From where do you get that info?


----------



## sukesh1090 (Dec 24, 2011)

@gunnerwhole
Buddy bulldozer next family piledriver has been announced for the same am3+ chipset and about apus trinity has been announced for fm2 socket and it is completely different from fm1 and it won't support trinity.so there is no upgrade for fm1.
Btw why should he go for apu when he can get i5 and 6850 and play any games at high settings.

Its up to op now.if he is upgrading his monitor anytime soon then buy 955 and 6870 or 6950.
Or if not going to change the monitor then i5 and 6850 is the best config for you.
I guess i made it clear.


----------



## prasathlr (Dec 24, 2011)

Whoa!!

I shud change Monitor also!! :/

I am so confused.

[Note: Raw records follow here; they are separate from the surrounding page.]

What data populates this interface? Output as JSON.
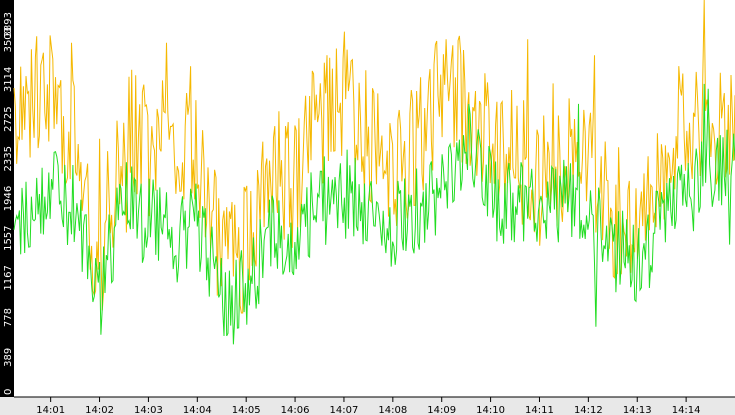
{
  "chart_data": {
    "type": "line",
    "title": "",
    "xlabel": "",
    "ylabel": "",
    "ylim": [
      0,
      3893
    ],
    "y_ticks": [
      "0",
      "389",
      "778",
      "1167",
      "1557",
      "1946",
      "2335",
      "2725",
      "3114",
      "3503",
      "3893"
    ],
    "x_ticks": [
      "14:01",
      "14:02",
      "14:03",
      "14:04",
      "14:05",
      "14:06",
      "14:07",
      "14:08",
      "14:09",
      "14:10",
      "14:11",
      "14:12",
      "14:13",
      "14:14"
    ],
    "x_range_minutes": [
      0.25,
      15.0
    ],
    "grid": false,
    "legend": "none",
    "series": [
      {
        "color": "#f5b800",
        "profile_minutes": [
          0.25,
          0.5,
          1.0,
          1.5,
          2.0,
          2.5,
          3.0,
          3.5,
          4.0,
          4.5,
          5.0,
          5.5,
          6.0,
          6.5,
          7.0,
          7.5,
          8.0,
          8.5,
          9.0,
          9.5,
          10.0,
          10.5,
          11.0,
          11.5,
          12.0,
          12.5,
          13.0,
          13.5,
          14.0,
          14.5,
          15.0
        ],
        "profile_values": [
          2800,
          2900,
          3000,
          2500,
          1300,
          2700,
          2400,
          2500,
          2300,
          1300,
          1500,
          2300,
          2000,
          2800,
          2900,
          2600,
          2200,
          2500,
          3000,
          2900,
          2500,
          2400,
          2100,
          2300,
          2300,
          1800,
          1800,
          2300,
          2800,
          2700,
          2600
        ],
        "spread": 650,
        "seed": 17
      },
      {
        "color": "#22dd22",
        "profile_minutes": [
          0.25,
          0.5,
          1.0,
          1.5,
          2.0,
          2.5,
          3.0,
          3.5,
          4.0,
          4.5,
          5.0,
          5.5,
          6.0,
          6.5,
          7.0,
          7.5,
          8.0,
          8.5,
          9.0,
          9.5,
          10.0,
          10.5,
          11.0,
          11.5,
          12.0,
          12.5,
          13.0,
          13.5,
          14.0,
          14.5,
          15.0
        ],
        "profile_values": [
          1900,
          1800,
          2100,
          1800,
          1000,
          1900,
          1700,
          1700,
          1700,
          1000,
          1000,
          1600,
          1500,
          1900,
          2000,
          1900,
          1700,
          1800,
          2000,
          2400,
          2000,
          1900,
          1900,
          1900,
          1800,
          1500,
          1300,
          1700,
          2000,
          2200,
          2200
        ],
        "spread": 450,
        "seed": 29
      }
    ]
  }
}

My mom is against upgradation of PC. She wants me to buy a laptop. I saw the Spec of laptops as well as PC.

I had decided on HP dv6 6121TX at 53k for Better graphics card!! SHe is ready to spend so much on laptop but not for PC. And when I abt HP in Mangalore All i got was full on negative comments that service is not proper and over-heating. 

Now I dunno what to do!!! 

If it was for PC i had decided on AMD config. because of the High HDD price i had to settle for AMD. Now Have to change monitor also. DOesnt games run properly in this settings!!

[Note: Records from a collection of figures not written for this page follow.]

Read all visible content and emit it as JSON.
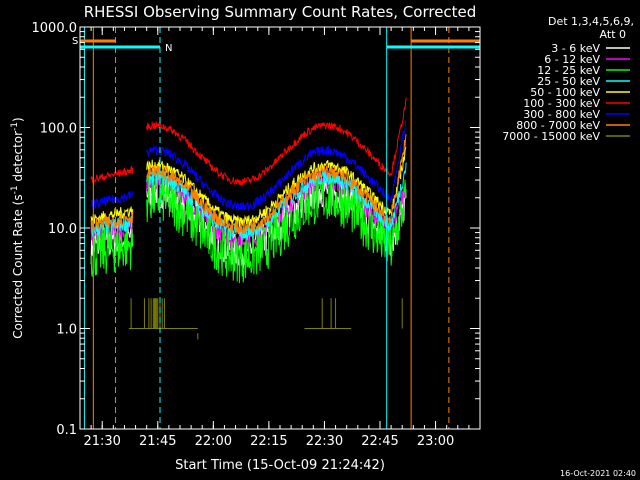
{
  "chart_data": {
    "type": "line",
    "title": "RHESSI Observing Summary Count Rates, Corrected",
    "xlabel": "Start Time (15-Oct-09 21:24:42)",
    "ylabel_main": "Corrected Count Rate (s",
    "ylabel_sup1": "-1",
    "ylabel_mid": " detector",
    "ylabel_sup2": "-1",
    "ylabel_end": ")",
    "x_range_minutes": [
      21.4,
      23.2
    ],
    "yscale": "log",
    "ylim": [
      0.1,
      1000
    ],
    "x_ticks": [
      {
        "label": "21:30",
        "t": 21.5
      },
      {
        "label": "21:45",
        "t": 21.75
      },
      {
        "label": "22:00",
        "t": 22.0
      },
      {
        "label": "22:15",
        "t": 22.25
      },
      {
        "label": "22:30",
        "t": 22.5
      },
      {
        "label": "22:45",
        "t": 22.75
      },
      {
        "label": "23:00",
        "t": 23.0
      }
    ],
    "y_ticks": [
      {
        "label": "0.1",
        "v": 0.1
      },
      {
        "label": "1.0",
        "v": 1
      },
      {
        "label": "10.0",
        "v": 10
      },
      {
        "label": "100.0",
        "v": 100
      },
      {
        "label": "1000.0",
        "v": 1000
      }
    ],
    "legend_header": [
      "Det 1,3,4,5,6,9,",
      "Att 0"
    ],
    "series": [
      {
        "name": "3 - 6 keV",
        "color": "#ffffff",
        "base": 12,
        "amp": 0.3,
        "noise": 0.18
      },
      {
        "name": "6 - 12 keV",
        "color": "#ff00ff",
        "base": 15,
        "amp": 0.3,
        "noise": 0.1
      },
      {
        "name": "12 - 25 keV",
        "color": "#00ff00",
        "base": 10,
        "amp": 0.3,
        "noise": 0.25
      },
      {
        "name": "25 - 50 keV",
        "color": "#00ffff",
        "base": 17,
        "amp": 0.28,
        "noise": 0.08
      },
      {
        "name": "50 - 100 keV",
        "color": "#ffff00",
        "base": 22,
        "amp": 0.28,
        "noise": 0.06
      },
      {
        "name": "100 - 300 keV",
        "color": "#ff0000",
        "base": 55,
        "amp": 0.28,
        "noise": 0.04
      },
      {
        "name": "300 - 800 keV",
        "color": "#0000ff",
        "base": 31,
        "amp": 0.28,
        "noise": 0.05
      },
      {
        "name": "800 - 7000 keV",
        "color": "#ff8000",
        "base": 19,
        "amp": 0.28,
        "noise": 0.07
      },
      {
        "name": "7000 - 15000 keV",
        "color": "#808000",
        "base": 1,
        "amp": 0,
        "noise": 0
      }
    ],
    "markers": [
      {
        "label": "S",
        "color": "#ff8000"
      },
      {
        "label": "N",
        "color": "#00ffff"
      }
    ],
    "footer_date": "16-Oct-2021 02:40"
  }
}
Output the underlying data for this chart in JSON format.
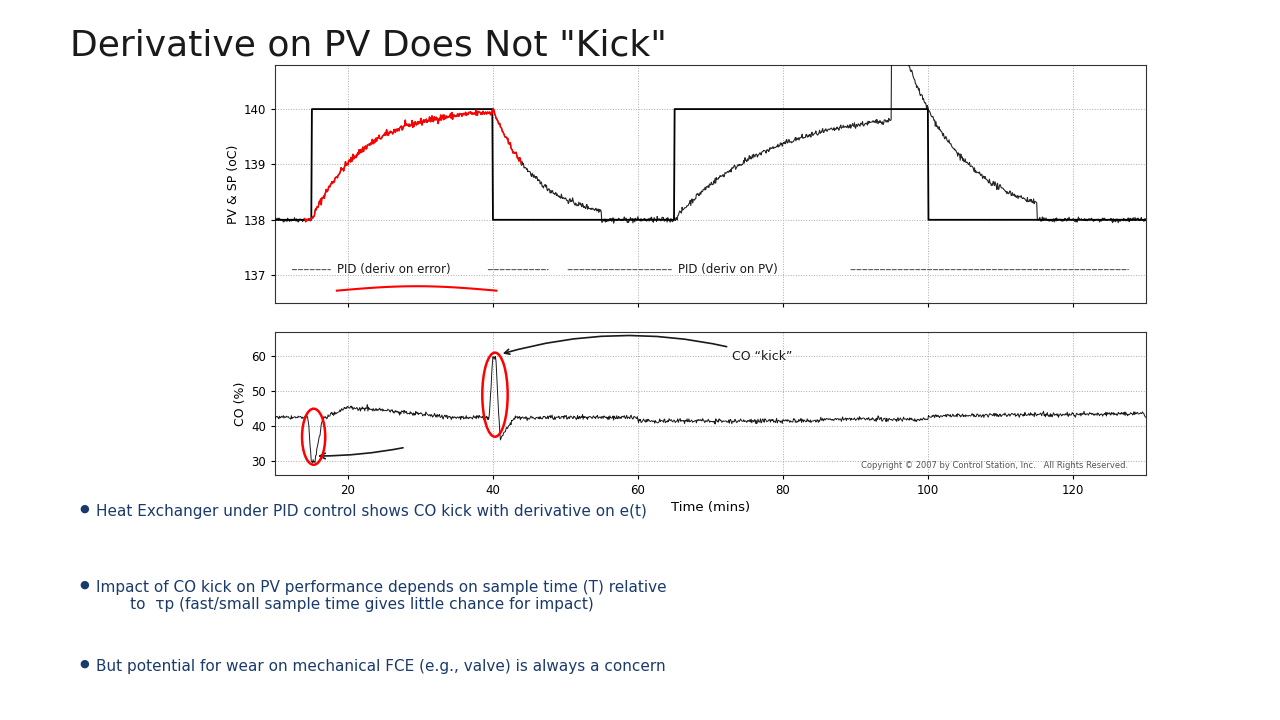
{
  "title": "Derivative on PV Does Not \"Kick\"",
  "title_fontsize": 26,
  "title_color": "#1a1a1a",
  "xlabel": "Time (mins)",
  "ylabel_top": "PV & SP (oC)",
  "ylabel_bottom": "CO (%)",
  "x_ticks": [
    20,
    40,
    60,
    80,
    100,
    120
  ],
  "x_lim": [
    10,
    130
  ],
  "pv_ylim": [
    136.5,
    140.8
  ],
  "pv_yticks": [
    137,
    138,
    139,
    140
  ],
  "co_ylim": [
    26,
    67
  ],
  "co_yticks": [
    30,
    40,
    50,
    60
  ],
  "background": "#ffffff",
  "plot_bg": "#ffffff",
  "bullet_color": "#1a3a6b",
  "bullet_text_color": "#1a3a6b",
  "label_pid_error": "PID (deriv on error)",
  "label_pid_pv": "PID (deriv on PV)",
  "label_co_kick": "CO “kick”",
  "copyright": "Copyright © 2007 by Control Station, Inc.   All Rights Reserved.",
  "bullets": [
    "Heat Exchanger under PID control shows CO kick with derivative on e(t)",
    "Impact of CO kick on PV performance depends on sample time (T) relative\n       to  τp (fast/small sample time gives little chance for impact)",
    "But potential for wear on mechanical FCE (e.g., valve) is always a concern"
  ]
}
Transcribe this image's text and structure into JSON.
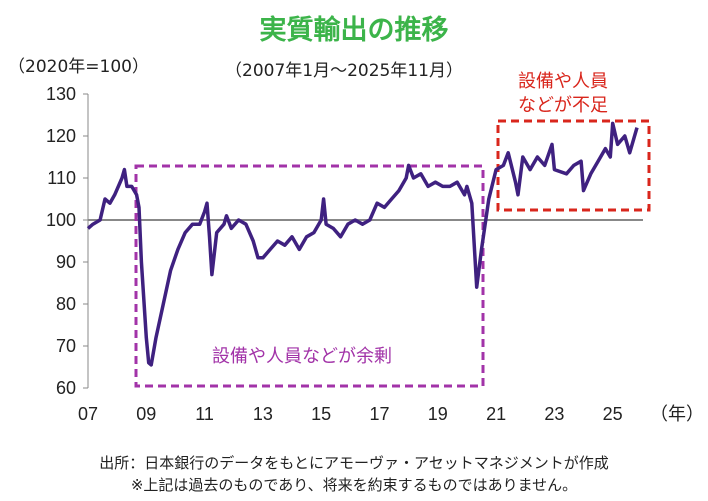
{
  "title": "実質輸出の推移",
  "unit_label": "（2020年=100）",
  "period_label": "（2007年1月～2025年11月）",
  "annotations": {
    "shortage": [
      "設備や人員",
      "などが不足"
    ],
    "surplus": "設備や人員などが余剰"
  },
  "x_unit": "（年）",
  "source": [
    "出所：日本銀行のデータをもとにアモーヴァ・アセットマネジメントが作成",
    "※上記は過去のものであり、将来を約束するものではありません。"
  ],
  "colors": {
    "title": "#3cb44a",
    "line": "#3f2180",
    "surplus_box": "#a233a8",
    "shortage_box": "#d9261c",
    "reference_line": "#888888"
  },
  "chart_data": {
    "type": "line",
    "ylim": [
      60,
      130
    ],
    "yticks": [
      60,
      70,
      80,
      90,
      100,
      110,
      120,
      130
    ],
    "xticks": [
      "07",
      "09",
      "11",
      "13",
      "15",
      "17",
      "19",
      "21",
      "23",
      "25"
    ],
    "xlim": [
      "2007-01",
      "2025-11"
    ],
    "reference_line": 100,
    "grid": false,
    "series": [
      {
        "points": [
          [
            "2007-01",
            98
          ],
          [
            "2007-03",
            99
          ],
          [
            "2007-06",
            100
          ],
          [
            "2007-08",
            105
          ],
          [
            "2007-10",
            104
          ],
          [
            "2007-12",
            106
          ],
          [
            "2008-03",
            110
          ],
          [
            "2008-04",
            112
          ],
          [
            "2008-05",
            108
          ],
          [
            "2008-07",
            108
          ],
          [
            "2008-09",
            106
          ],
          [
            "2008-10",
            103
          ],
          [
            "2008-11",
            90
          ],
          [
            "2009-01",
            72
          ],
          [
            "2009-02",
            66
          ],
          [
            "2009-03",
            65.5
          ],
          [
            "2009-05",
            72
          ],
          [
            "2009-08",
            80
          ],
          [
            "2009-11",
            88
          ],
          [
            "2010-02",
            93
          ],
          [
            "2010-05",
            97
          ],
          [
            "2010-08",
            99
          ],
          [
            "2010-11",
            99
          ],
          [
            "2011-01",
            102
          ],
          [
            "2011-02",
            104
          ],
          [
            "2011-03",
            96
          ],
          [
            "2011-04",
            87
          ],
          [
            "2011-06",
            97
          ],
          [
            "2011-09",
            99
          ],
          [
            "2011-10",
            101
          ],
          [
            "2011-12",
            98
          ],
          [
            "2012-03",
            100
          ],
          [
            "2012-06",
            99
          ],
          [
            "2012-09",
            95
          ],
          [
            "2012-11",
            91
          ],
          [
            "2013-01",
            91
          ],
          [
            "2013-04",
            93
          ],
          [
            "2013-07",
            95
          ],
          [
            "2013-10",
            94
          ],
          [
            "2014-01",
            96
          ],
          [
            "2014-04",
            93
          ],
          [
            "2014-07",
            96
          ],
          [
            "2014-10",
            97
          ],
          [
            "2015-01",
            100
          ],
          [
            "2015-02",
            105
          ],
          [
            "2015-03",
            99
          ],
          [
            "2015-06",
            98
          ],
          [
            "2015-09",
            96
          ],
          [
            "2015-12",
            99
          ],
          [
            "2016-03",
            100
          ],
          [
            "2016-06",
            99
          ],
          [
            "2016-09",
            100
          ],
          [
            "2016-12",
            104
          ],
          [
            "2017-03",
            103
          ],
          [
            "2017-06",
            105
          ],
          [
            "2017-09",
            107
          ],
          [
            "2017-12",
            110
          ],
          [
            "2018-01",
            113
          ],
          [
            "2018-03",
            110
          ],
          [
            "2018-06",
            111
          ],
          [
            "2018-09",
            108
          ],
          [
            "2018-12",
            109
          ],
          [
            "2019-03",
            108
          ],
          [
            "2019-06",
            108
          ],
          [
            "2019-09",
            109
          ],
          [
            "2019-12",
            106
          ],
          [
            "2020-01",
            108
          ],
          [
            "2020-03",
            104
          ],
          [
            "2020-05",
            84
          ],
          [
            "2020-07",
            93
          ],
          [
            "2020-10",
            105
          ],
          [
            "2021-01",
            112
          ],
          [
            "2021-04",
            113
          ],
          [
            "2021-06",
            116
          ],
          [
            "2021-09",
            109
          ],
          [
            "2021-10",
            106
          ],
          [
            "2021-12",
            115
          ],
          [
            "2022-03",
            112
          ],
          [
            "2022-06",
            115
          ],
          [
            "2022-09",
            113
          ],
          [
            "2022-12",
            118
          ],
          [
            "2023-01",
            112
          ],
          [
            "2023-06",
            111
          ],
          [
            "2023-09",
            113
          ],
          [
            "2023-12",
            114
          ],
          [
            "2024-01",
            107
          ],
          [
            "2024-04",
            111
          ],
          [
            "2024-07",
            114
          ],
          [
            "2024-10",
            117
          ],
          [
            "2024-12",
            115
          ],
          [
            "2025-01",
            123
          ],
          [
            "2025-03",
            118
          ],
          [
            "2025-06",
            120
          ],
          [
            "2025-08",
            116
          ],
          [
            "2025-11",
            122
          ]
        ]
      }
    ]
  }
}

What do u say Laptop or PC!!??


----------



## gunnerwholelife (Dec 24, 2011)

OP I think if you choose to go the PC way . . .

Get the best config for your budget at this moment ...
Dont think future proof....
Coz in gaming nothing lasts for more than 2 years max ...

Right now intel is much better than AMD ..


----------



## ico (Dec 24, 2011)

prasathlr said:


> I had decided on HP dv6 6121TX at 53k for Better graphics card!!


AMD HD 6770M in dv6-6121tx performs around the level of HD 6570/5670 desktop.

there is a thread about HP dv6 laptops in the forum: *www.thinkdigit.com/forum/laptops-n...6-6017tx-6121tx-6140tx-dv6-6165tx-thread.html

No one has complained about overheating.


----------



## Jaskanwar Singh (Dec 24, 2011)

ofcourse a PC!!


----------



## topgear (Dec 25, 2011)

@ OP - look at your basic requirements :



> I will be using some Photoshop and editing stuffs in basic level.
> 
> 1. What is the purpose of the computer? What all applications and games are you going to run? (Generic answers will not work. Be exact and avoid the word 'et cetera.')
> Ans: Gaming, Multimedia, Browsing, basic editing stuffs.
> ...



all of those above tasks can be done easily of both PC and laptop - but if you honor gaming and want to run present and future game titles with decent settings opt for PC - overall PC  is still best for gaming 

Regarding cpu - if your budget allows ( read around ~45k ) go for 2500k ( if offers great performance with OCbility ), if you are on a tight budget and don't want to Oc then core i5 2400 but if you want to learn OCing ( and get going in the thrilling world of OC ) and still don't want to break the bank then 955BE is what you need - just try to get a good gpu along with it


----------